Una vez más, la Encíclica contribuye a hacer surgir un sentido más profundo del desarrollo mediante el cual sea posible vincular los derechos humanos con un cuadro más amplio de obligaciones, contribuyendo así a entender debidamente la libertad individual, que siempre debe ajustar cuentas también con la responsabilidad social. Algunos fenómenos de degradación política que presenciamos en la actualidad y revelan carencia de proyecciones y entrega a intereses de corto plazo, así como los episodios de embrutecimiento financiero que han llevado al colapso del sistema económico, afectando a los grupos más débiles de ahorrantes, confirman que la ética social se sostiene únicamente sobre la base de la calidad de los individuos.  Lo dice expresamente el Papa: “El desarrollo es imposible sin hombres rectos, sin operadores económicos y agentes políticos que sientan fuertemente en su conciencia la llamada al bien común”.

Termino refiriéndome a un tema que ha producido impacto en la opinión pública y puede representar una especie de prueba experimental en contrario de la validez de la interpretación del “desarrollo integral”, que Benedicto XVI propone a todos los hombres de buena voluntad en la estela de la gran intuición de la Encíclica Populorum progressio de Pablo VI.  Me refiero al tema del medio ambiente, al cual está expresamente dedicada parte significativa del capítulo IV (nn,48-52) y que destaca una preocupación recurrente en el magisterio del actual Pontífice.  Escribe Benedicto XVI: “La Iglesia tiene una responsabilidad respecto a la creación y la debe hacer valer en público: Y, al hacerlo, no sólo debe defender la tierra, el agua y el aire como dones de la creación que pertenecen a todos.  Debe proteger sobre todo al hombre contra la destrucción de sí mismo.  Es necesario que exista una especie de ecología del hombre bien entendida.  En efecto, la degradación de la naturaleza está estrechamente unida a la cultura que modela la convivencia humana: cuando se respeta la ecología humana en la sociedad, también la ecología ambiental se beneficia”.  Por tanto, la crisis ecológica no puede interpretarse como un hecho exclusivamente técnico, sino que remite a una crisis más profunda, porque a los “desiertos exteriores” corresponden “los desiertos interiores” (ver Benedicto XVI, Homilía para el inicio del Ministerio Petrino, 24 de abril de 2005), así como con la muerte de los bosques “a nuestro alrededor” hacen juego las neurosis psíquicas y espirituales “dentro de nosotros”, y a la contaminación de las aguas corresponde la actitud nihilista ante la vida.  Cuando de hecho el hombre no es considerado en la totalidad de su vocación y no se respetan las exigencias de una verdadera “ecología humana”, se desencadenan las dinámicas perversas de la pobreza, comprometiendo fatalmente también el equilibrio de la Tierra.  Es una prueba más, si todavía fuese necesario, de que “el problema decisivo del desarrollo es la capacidad moral global de la sociedad”.

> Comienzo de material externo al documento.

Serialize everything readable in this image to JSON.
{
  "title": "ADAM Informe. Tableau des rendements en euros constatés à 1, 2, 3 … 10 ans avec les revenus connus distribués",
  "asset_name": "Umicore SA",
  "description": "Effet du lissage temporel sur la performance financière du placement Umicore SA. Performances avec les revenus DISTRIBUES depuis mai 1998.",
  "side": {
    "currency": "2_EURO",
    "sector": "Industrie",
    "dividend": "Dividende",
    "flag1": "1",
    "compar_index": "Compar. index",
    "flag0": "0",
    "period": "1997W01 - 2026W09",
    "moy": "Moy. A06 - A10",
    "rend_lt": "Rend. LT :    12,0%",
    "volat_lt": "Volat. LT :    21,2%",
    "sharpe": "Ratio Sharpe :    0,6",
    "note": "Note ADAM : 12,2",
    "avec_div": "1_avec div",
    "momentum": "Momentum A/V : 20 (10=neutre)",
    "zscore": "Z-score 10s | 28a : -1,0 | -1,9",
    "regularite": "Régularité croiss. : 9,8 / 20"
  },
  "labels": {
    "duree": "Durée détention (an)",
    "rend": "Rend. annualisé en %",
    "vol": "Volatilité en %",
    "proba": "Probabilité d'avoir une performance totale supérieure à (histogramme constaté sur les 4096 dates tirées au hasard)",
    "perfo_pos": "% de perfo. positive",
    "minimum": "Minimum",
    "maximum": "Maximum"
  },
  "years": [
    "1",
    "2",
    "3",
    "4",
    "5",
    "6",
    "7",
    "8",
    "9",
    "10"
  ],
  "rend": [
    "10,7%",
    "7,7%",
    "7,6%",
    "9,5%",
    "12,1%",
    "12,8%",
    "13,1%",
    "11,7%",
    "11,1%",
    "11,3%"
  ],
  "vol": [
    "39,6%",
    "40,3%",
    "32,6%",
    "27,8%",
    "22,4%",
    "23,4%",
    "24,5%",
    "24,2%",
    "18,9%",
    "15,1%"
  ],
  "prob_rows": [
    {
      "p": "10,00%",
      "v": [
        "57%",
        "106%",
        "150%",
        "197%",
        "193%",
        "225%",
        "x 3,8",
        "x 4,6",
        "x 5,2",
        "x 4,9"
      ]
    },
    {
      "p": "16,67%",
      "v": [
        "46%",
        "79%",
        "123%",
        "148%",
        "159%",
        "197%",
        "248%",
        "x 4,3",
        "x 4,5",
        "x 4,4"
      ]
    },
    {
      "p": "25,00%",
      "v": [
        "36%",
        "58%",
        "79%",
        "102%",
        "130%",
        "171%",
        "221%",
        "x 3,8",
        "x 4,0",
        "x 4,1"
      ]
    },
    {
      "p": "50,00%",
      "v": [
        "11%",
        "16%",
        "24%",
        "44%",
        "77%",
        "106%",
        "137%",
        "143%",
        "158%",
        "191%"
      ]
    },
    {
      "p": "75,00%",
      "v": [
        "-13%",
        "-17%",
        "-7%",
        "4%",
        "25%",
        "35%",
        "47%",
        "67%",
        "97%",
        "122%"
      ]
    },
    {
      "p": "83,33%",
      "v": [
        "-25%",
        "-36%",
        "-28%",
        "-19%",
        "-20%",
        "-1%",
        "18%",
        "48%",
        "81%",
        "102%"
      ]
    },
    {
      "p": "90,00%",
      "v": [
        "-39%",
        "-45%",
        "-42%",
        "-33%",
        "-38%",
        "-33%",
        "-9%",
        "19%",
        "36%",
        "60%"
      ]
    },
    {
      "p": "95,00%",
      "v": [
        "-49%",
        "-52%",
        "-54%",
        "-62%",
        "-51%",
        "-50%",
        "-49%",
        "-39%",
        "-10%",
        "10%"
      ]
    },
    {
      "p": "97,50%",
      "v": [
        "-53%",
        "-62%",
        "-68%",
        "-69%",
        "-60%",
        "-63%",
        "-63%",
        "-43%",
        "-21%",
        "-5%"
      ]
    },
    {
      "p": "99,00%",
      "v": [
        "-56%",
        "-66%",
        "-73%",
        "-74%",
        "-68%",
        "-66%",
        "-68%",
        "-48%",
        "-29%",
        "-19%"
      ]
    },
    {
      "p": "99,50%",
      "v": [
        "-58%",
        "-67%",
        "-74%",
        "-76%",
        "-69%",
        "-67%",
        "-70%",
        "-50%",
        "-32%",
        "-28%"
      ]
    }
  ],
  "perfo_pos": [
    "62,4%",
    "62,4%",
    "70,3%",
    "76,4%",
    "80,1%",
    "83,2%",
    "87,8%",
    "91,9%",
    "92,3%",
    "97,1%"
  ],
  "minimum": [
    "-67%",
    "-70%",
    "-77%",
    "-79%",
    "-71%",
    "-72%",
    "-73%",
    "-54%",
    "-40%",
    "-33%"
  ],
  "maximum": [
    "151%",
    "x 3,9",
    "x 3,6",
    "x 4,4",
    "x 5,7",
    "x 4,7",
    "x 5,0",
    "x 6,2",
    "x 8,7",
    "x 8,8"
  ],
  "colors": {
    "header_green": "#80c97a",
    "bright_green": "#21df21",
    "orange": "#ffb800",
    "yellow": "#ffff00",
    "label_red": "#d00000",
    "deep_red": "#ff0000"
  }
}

La crisis actual es prueba por tanto de la necesidad de reconsiderar el modelo económico llamado “occidental”, como por lo demás ya es pronosticado en la encíclica Centesimus annus (1991).  Con todo, la mirada de la Encíclica está muy lejos de ser pesimista o fatalista.  Por el contrario, se abre con realismo al futuro con la siguiente invitación, que deseo hacer mía: “La crisis nos obliga a revisar nuestro camino, a darnos nuevas reglas y a encontrar nuevas formas de compromiso, a apoyarnos en las experiencias positivas y a rechazar las negativas.  De este modo, la crisis se convierte en ocasión de discernir y proyectar de un modo nuevo.  Conviene afrontar las dificultades del presente en esta clave, de manera confiada más que resignada”.